Dietrich was very secretive of her private life, although she was openly bisexual. Her list of conquests is truly staggeringnote , although it should be taken with a grain of salt, especially because a lot of those claims come from her rather jaded daughter, actress Maria Riva, who also published poetry written by her. However (and somewhat alarmingly), some bits have been confirmed by the FBI archives. The infamous founder of the FBI, J. Edgar Hoover, ever the paranoid type, had feared there could be a possible Nazi spy operating in the heart of Hollywood. Dietrich's German background made her an extremely conspicuous target to Hoover despite her anti-Nazi stances, and between 1942 and 1944 he had agents shadowing her and monitoring her every move.
As usual, you can find the basics at The Other Wiki.
Marlene Dietrich on TV Tropes:
- The Blue Angel (1930)
- Morocco (1930)
- Blonde Venus (1932)
- Shanghai Express (1932)
- The Scarlet Empress (1934)
- Desire (1936)
- Knight Without Armour (1937)
- Destry Rides Again (1939)
- Kismet (1944)
- A Foreign Affair (1948)
- Stage Fright (1950)
- Rancho Notorious (1952)
- Around the World in Eighty Days (1956) (cameo)
- Witness for the Prosecution (1957)
- Touch of Evil (1958)
- Judgment at Nuremberg (1961)
Marlene Dietrich's works provide examples of the following tropes:
- Bifauxnen / Wholesome Crossdresser: An early and iconic example for cinema.
- Femme Fatale: Marlene along with Louise Brooks was the Trope Codifier for this.
- Glamorous Wartime Singer: She became one during World War 2, touring a lot for the Allies in Western Europe from late 1944 to spring 1945.
- Good Bad Girl: Practically all of her roles.
- It's Pronounced "Tro-PAY": Being German-born, Dietrich's first name "Marlene" isn't pronounced "Mar-LEEN" as in English, but "Mar-lay-neh" as in German.
- Large Ham: She often played roles of this caliber in her later life. She's really having fun in Stage Fright (1950).
- Misattributed Song: The song "Lili Marlene" is often misattributed as dedicated to her, the similarity of her name and the fact that she did reprise it with great success don't help, and she is often believed to be the first who sang it. The song was actually written in 1915 by a conscripted German school teacher who combined the nickname of his friend's girlfriend, Lili, with the name of another friend, Marlene, who was a nurse. The song was first performed by Lale Andersen and became a smash hit in 1941 once Radio Belgrade started broadcasting it for the troops of Nazi Germany (which Dietrich left for good), and that success echoed even among the Allies who listened to German radio broadcasts, hence Dietrich's reprise to cash in on its success.
- Nice Hat: Often wore a top hat while performing her cabaret act.

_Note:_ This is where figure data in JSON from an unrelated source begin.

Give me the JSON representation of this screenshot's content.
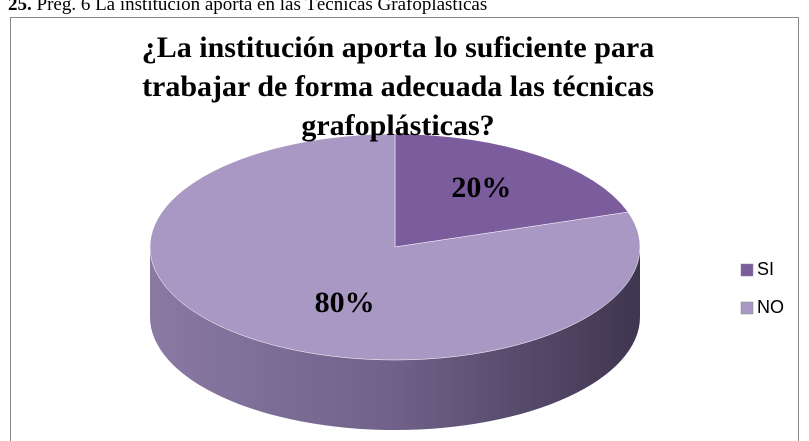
{
  "caption": {
    "number": "25.",
    "text": "Preg. 6 La institución aporta en las Técnicas Grafoplásticas"
  },
  "chart_data": {
    "type": "pie",
    "title": [
      "¿La institución aporta lo suficiente para",
      "trabajar de forma adecuada las técnicas",
      "grafoplásticas?"
    ],
    "categories": [
      "SI",
      "NO"
    ],
    "values": [
      20,
      80
    ],
    "value_labels": [
      "20%",
      "80%"
    ],
    "colors": [
      "#7b5c9c",
      "#a898c3"
    ],
    "side_colors": [
      "#4e3a66",
      "#6f6189"
    ],
    "legend": "right",
    "style": "3d"
  }
}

- Pretty in Mink: Whether on stage or in a film, if she wore furs, she would make sure to look her best, especially all the fur-trimmed dresses in The Scarlet Empress.
- Smoking Is Glamorous: One of the most iconic glamorized smokers, and provides the page image.
- Speech-Impeded Love Interest: She was a beauty who had many admirers; she also pronounced her r's as w's, a trait she shared with another great actor of that time, Kay Francis, and which was often seen as part of her charm.
- Speech Impediment: See Speech-Impeded Love Interest.
- Sag mir, wo die Blumen sind. Wo sind sie geblieben?Where have all the flowers gone?